Eigentlich mag ich Wärme. Aber das feuchtheiße Wetter hat mich heute fertig gemacht. Gerade die Hälfte des ins Auge gefassten Pensums habe ich geschafft, weil ich wegen akuten und heftigen Kreislaufs öfters pausiert habe. Das ist aber nicht schlimm, die Arbeit nimmt mir schon keiner weg, was ausnahmsweise mal schade ist.

Da hatte ich ausreichend Gelegenheit mit der Nachbarin zu plaudern, bei der es heute ganz besonders feucht war, weil sie ein Leck im Wasserbett hatte. Auch wenn viele drauf schwören, ich glaube nicht, dass ich das Geschaukel im Schlaf vertragen könnte. Selbst wenn es so gut befüllt wäre, dass kaum ein Unterschied zur normalen Matratze besteht, die Vorstellung auf einer an einer Steckdose angeschlossenen Wasserbombe zu schlafen, erscheint mir nicht sehr spritzig. Auch für den Fall, dass ein gewisser zwischenmenschlicher Spannungsabfall im Schlafgemach für die Anschaffung eines Wasserbetts verantwortlich zeichnet, könnte die Hoffnung auf steigende Reibungselektrizität durchaus fehl gehen. Ich für meinen Teil müsste mich jedenfalls an den Gedanken, dass man auf einem Wasserbett sogar knien kann, ohne dass einem die Suppe um die Ohren spritzt, erst etwas länger gewöhnen. Nach meiner Meinung sollte sich Hightech im Schlafzimmer auf einen zuverlässigen Wecker und einige batteriebetriebene Objekte im Nachttisch beschränken.
Zugegeben, ich habe noch keine Meldung über durch ein defektes Wasserbett ertrunkene oder durch Stromschlag getötete Schläfer gehört, aber bestimmt gibt es da eine Dunkelziffer. Schließlich hat ganz Europa jahrtausendelang auf Strohsäcken und Rosshaarmatratzen genächtigt, warum soll das plötzlich nicht mehr gut genug sein? Außerdem brauchen auch meine Milben eine Heimat.

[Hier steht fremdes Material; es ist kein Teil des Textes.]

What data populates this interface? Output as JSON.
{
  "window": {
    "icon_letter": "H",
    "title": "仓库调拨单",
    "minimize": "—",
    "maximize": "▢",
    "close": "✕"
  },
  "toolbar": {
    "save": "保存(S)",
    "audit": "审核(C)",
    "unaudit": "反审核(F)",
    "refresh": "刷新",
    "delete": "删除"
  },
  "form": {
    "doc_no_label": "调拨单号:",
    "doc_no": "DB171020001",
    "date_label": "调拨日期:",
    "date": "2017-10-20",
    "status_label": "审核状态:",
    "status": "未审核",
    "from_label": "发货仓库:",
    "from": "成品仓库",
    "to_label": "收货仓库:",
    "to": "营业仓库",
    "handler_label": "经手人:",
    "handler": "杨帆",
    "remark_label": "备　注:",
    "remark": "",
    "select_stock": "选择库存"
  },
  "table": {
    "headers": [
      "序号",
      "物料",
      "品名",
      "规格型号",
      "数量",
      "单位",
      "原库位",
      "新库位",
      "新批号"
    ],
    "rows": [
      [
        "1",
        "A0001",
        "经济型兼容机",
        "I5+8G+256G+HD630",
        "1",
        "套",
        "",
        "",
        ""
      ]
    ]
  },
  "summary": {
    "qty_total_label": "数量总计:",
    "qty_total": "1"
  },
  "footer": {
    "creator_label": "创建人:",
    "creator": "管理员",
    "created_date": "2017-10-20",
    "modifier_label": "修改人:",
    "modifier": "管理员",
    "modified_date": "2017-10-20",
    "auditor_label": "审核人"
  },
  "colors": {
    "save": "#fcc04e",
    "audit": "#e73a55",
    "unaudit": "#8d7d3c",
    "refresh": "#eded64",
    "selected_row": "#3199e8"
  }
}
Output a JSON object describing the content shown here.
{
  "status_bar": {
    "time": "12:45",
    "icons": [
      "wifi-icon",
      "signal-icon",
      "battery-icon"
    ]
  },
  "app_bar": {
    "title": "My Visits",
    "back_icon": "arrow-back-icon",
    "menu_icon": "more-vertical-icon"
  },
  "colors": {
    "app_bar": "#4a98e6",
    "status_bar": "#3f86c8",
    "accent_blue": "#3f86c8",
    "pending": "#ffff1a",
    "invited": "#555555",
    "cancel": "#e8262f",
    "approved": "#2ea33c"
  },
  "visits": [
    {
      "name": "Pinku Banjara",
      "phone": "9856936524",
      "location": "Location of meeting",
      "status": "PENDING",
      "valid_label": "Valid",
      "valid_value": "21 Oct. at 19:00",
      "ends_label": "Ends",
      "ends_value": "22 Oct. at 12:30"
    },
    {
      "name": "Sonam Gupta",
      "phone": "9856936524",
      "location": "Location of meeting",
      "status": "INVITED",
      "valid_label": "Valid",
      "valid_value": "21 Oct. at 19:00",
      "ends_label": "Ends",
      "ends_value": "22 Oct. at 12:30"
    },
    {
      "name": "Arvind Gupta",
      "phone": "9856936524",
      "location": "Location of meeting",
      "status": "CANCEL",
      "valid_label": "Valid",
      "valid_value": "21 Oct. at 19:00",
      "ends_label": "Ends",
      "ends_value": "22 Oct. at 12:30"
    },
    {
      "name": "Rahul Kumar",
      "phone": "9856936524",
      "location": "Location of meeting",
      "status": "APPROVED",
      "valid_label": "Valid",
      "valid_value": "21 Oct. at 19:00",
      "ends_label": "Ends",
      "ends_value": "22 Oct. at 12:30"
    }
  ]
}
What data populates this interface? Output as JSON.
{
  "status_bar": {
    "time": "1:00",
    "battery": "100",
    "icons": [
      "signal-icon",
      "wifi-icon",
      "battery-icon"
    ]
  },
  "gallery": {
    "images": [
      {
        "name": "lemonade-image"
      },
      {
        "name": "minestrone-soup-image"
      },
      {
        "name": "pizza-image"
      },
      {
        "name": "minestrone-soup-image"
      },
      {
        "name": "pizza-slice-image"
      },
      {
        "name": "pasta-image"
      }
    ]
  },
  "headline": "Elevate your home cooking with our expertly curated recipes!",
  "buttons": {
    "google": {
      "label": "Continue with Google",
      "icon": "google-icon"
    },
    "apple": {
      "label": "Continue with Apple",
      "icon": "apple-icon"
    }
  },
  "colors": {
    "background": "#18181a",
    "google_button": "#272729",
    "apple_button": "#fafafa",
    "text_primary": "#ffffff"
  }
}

Feucht ist es jetzt immer noch, aber merklich kühler, nachdem es seit ein paar Stunden regnet. Und weil ich einen ziemlich geräumigen Stockschirm mein eigen nenne, kann mir sowas

ja nicht passieren.

Euch eine feuchtfröhliche Nacht wünscht
moggadodde

Preisfrage

Welches formaldehydgeschwängerte Marketinghirn gebiert so

shoppen bis der Arzt kommt?

eine Werbeaktion? Was hat die Praxisgebühr bitteschön mit dem Möbelkauf zu tun? Shoppen bis der Arzt kommt? Gibt es vielleicht ein Polsterbett „Ulla“ bei Poco, das so unbequem ist, dass man sich kulanterweise in dieser Form an den entstehenden Arztkosten beteiligen will? Kriege ich bei deren Preisen Herzrasen, Bindehautentzündung oder Bluthochdruck? War das Essen im Restaurant so mies, dass man sich dort im letzten Quartal eine Lebensmittelvergiftung hätte einfangen können?

Ich habe ja noch eine Zuzahlungsrechnung für eine Zahnfüllung hier rumliegen. Kriege ich damit auch den Gutschein, weil ich bei so einer zusammenhanglosen Aktion aus dem Lachen nicht mehr herauskomme?